Os Blairistas estavam em plena retirada em Liverpool nesta semana. Em contraste, a confiança do movimento Corbyn se exibia nas moções aprovadas e nos discursos militantes dos parlamentares de esquerda.
Depois de um Verão de ataques e abusos pelo lado dos Blairistas, a conferência Trabalhista deste ano foi uma oportunidade para o movimento Corbyn de lembrar à direita Trabalhista quem está realmente no comando agora.
E foi exatamente isso que fizeram, tanto com as políticas aprovadas na conferência quanto com alguns notáveis comentários de Jeremy Corbyn e John McDonnell, que enfatizaram o rompimento do partido com o Blairismo.
McDonnell, por exemplo, endossou a redação original da Cláusula IV – uma cláusula que foi removida em 1995 para inaugurar a era do Novo Trabalhismo, mas que está sendo levantada novamente no movimento trabalhista, à medida em que os trabalhadores rejeitam o desastre da privatização e os fracassos da economia de mercado.
Enquanto isso, Corbyn utilizou o seu discurso para atacar os banqueiros e financistas que “foram elogiados durante uma geração”, mas que haviam levado a economia “a se esborrachar na terra, com consequências devastadoras” há uma década, com a crise financeira de 2008.
“Mas em vez de fazer as mudanças essenciais em um sistema econômico desfeito”, assinalou o líder trabalhista, “o establishment político e corporativo pressionou como pôde para salvar e sustentar o sistema que levou ao colapso”.

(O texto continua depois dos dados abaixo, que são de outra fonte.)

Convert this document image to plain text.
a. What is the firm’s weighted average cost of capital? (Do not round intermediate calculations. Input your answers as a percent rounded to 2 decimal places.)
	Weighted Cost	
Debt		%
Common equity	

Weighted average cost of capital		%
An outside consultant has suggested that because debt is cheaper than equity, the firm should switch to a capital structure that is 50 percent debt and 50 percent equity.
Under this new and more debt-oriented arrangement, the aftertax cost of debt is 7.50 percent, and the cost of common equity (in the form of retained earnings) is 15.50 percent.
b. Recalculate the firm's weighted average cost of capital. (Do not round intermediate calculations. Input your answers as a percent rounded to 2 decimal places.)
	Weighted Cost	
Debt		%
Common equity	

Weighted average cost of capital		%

Este foi um golpe claro nos Blairistas e na sua adesão servil à City de Londres e aos interesses do capitalismo; um agudo lembrete de que o Trabalhismo não é mais um partido das grandes empresas, mas um partido “para a maioria, e não para os poucos”.
Desmoralizado e derrotado
Corbyn também utilizou o seu discurso para oferecer um ramo de oliveira aos seus oponentes, prometendo “traçar uma linha sob… a discussão sobre antissemitismo”, e assegurando que o Partido Trabalhista está agora “unido e pronto para governar”.

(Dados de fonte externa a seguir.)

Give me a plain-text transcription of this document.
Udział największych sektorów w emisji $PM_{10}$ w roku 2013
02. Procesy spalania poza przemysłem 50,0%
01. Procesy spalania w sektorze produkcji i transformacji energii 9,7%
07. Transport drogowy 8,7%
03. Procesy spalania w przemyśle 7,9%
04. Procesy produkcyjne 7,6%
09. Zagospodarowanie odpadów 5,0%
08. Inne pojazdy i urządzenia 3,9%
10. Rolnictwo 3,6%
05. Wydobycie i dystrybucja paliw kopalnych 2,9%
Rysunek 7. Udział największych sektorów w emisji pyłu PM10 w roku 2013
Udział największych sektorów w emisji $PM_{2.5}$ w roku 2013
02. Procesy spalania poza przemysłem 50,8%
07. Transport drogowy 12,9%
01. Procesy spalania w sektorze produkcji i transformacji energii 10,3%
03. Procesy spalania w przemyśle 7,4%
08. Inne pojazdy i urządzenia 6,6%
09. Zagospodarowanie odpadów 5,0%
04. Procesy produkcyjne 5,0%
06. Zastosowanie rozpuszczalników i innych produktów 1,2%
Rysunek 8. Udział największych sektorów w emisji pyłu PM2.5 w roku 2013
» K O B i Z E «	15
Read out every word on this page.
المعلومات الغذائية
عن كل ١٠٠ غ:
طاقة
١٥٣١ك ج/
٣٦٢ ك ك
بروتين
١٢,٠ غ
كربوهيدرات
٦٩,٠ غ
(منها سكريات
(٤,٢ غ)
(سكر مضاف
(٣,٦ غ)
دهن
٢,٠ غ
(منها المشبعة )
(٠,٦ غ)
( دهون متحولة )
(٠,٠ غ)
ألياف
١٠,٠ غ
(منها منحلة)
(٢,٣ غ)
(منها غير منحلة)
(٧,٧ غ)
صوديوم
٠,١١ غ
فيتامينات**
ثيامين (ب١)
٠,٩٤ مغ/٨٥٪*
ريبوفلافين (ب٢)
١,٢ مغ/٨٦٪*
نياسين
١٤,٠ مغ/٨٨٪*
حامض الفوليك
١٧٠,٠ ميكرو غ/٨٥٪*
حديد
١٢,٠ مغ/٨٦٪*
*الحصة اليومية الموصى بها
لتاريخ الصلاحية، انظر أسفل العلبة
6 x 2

Porém, na realidade, essas observações conciliatórias aos seus críticos foram as palavras de um homem que sabe que está agora firmemente no comando.
De fato, os Blairistas se fizeram notar por sua ausência na conferência deste ano. De forma refrescante, o tom não estava mais sendo estabelecido pela mídia do establishment ou por parlamentares carreiristas, mas pela esquerda. E, no plenário da conferência, os delegados votaram em uma série de questões para colocar os últimos pregos no ataúde do projeto do Novo Trabalhismo.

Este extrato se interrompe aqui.